Related work
Debiasing using a small amout of fair data and a fairness classifier is a well establieshed approach to improve fairness in generative models [1]. Specifically, in the first step, a classifier is trained to distinguish if a sample is containing more or less bias.
Second, the generative model is finetuned on a set of data, in which each data’s weight is assigned by the bias probability assigned by the classifier.
While this method works well for the many GAN models, it is not very practical for the DDIM models since the diffusion process takes much more VRAM and the forward passing takes long.
Shift latent distribution
Another related method achieves the goal by learning and shifting GAN model’s latent sampling space [2]. It first collects sample latent codes generating images for each subclass. For instance, the subclasses for the gender attribute is ‘Male’ and ‘Female’. Then, for each set of code, a GMM model is learned. Finally, fair sampling is done by uniformally sample from each class’s GMM model.
Although this method do not require finetuning the generative model, we found that it is very difficult to learn the GMMs for the DDIM model since its latent space’s dimsion is much higher.

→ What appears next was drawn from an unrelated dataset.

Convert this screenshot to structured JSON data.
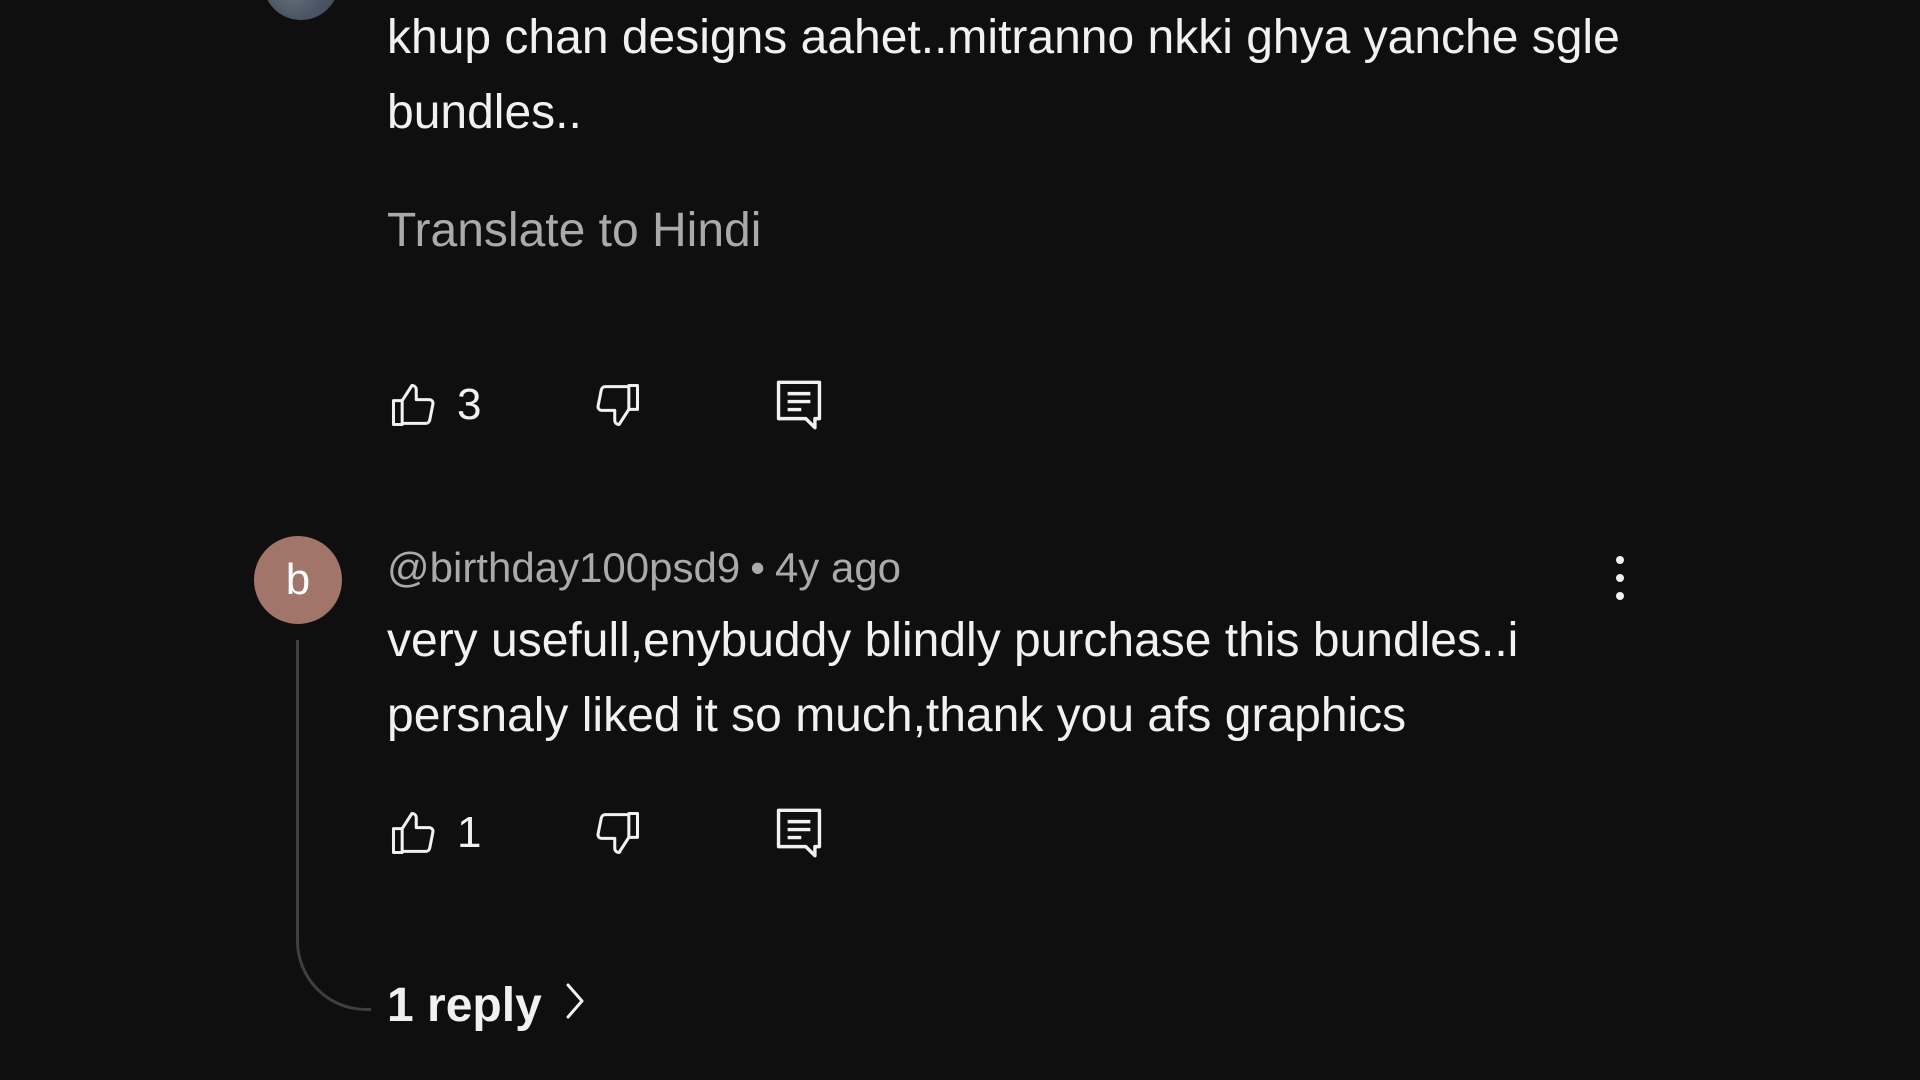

Debiasing single attribute
We approach this task via learning fair text embedding. In the DDIM model, a text prompt is is first turned into a text embedding through the CLIP text encoder. For example in Figure 3, the prompt, ‘face photo of a person’ is mapped to text embedding E, which is a 77×768 shaped tensor.
We want to learn a new text embedding, E’, that after the DDIM process, gives us a more fair set of images on the attribute of interest. Specifically, we want to push the E to E’ in the CLIP image and text joint embedding space (Figure 4), where it initially bias to ‘Male’ and then befome fair.
P(E’ | image batch) | P(E | image batch) | |
1 | 0 | |
1 | 0 | |
1 | 0 | |
1 | 0 |
While learning E’, we first initialize it to the same as E, then we sample batch of images from a small fair data set. For each batch, we extract image features using the CLIP image encoder, and enforce E’s probability given the image features to be larger than E as shown in Table 4. Using binary cross entropy loss, E’ will eventually become a fair text embedding via gradient descent.
Debiasing mutiple attributes
The above method, learning a single fair text embedding E’, is great in 3 aspects:
- Do not require finetuning or learning any new model
- Training takes less than 5 minutes for a single attribute
- performs well for tested attributes
Nevertheless, it is not easy to use a single E’ to cover multiple attributes at the same time. For example, ‘gender’ and ‘wearing or not wearing eyeglasses’. In this case, we can learn one text embedding for each subclass. As shown in Table 5, we learn E1-E4 to cover all the possible subclass combinations for the two attributes. In this way, we can achieve a superior fairness!
sample | E1 | E2 | E3 | E4 | |
Man w/o eyeglasses | 1 | 0 | 0 | 0 | |
Woman w/o eyeglasses | 0 | 1 | 0 | 0 | |
Woman with eyeglasses | 0 | 0 | 1 | 0 | |
Man with eyeglasses | 0 | 0 | 0 | 1 |
References
- Choi, Kristy, et al. “Fair generative modeling via weak supervision.” International Conference on Machine Learning. PMLR, 2020.
- Tan, Shuhan, Yujun Shen, and Bolei Zhou. “Improving the fairness of deep generative models without retraining.” arXiv preprint arXiv:2012.04842 (2020).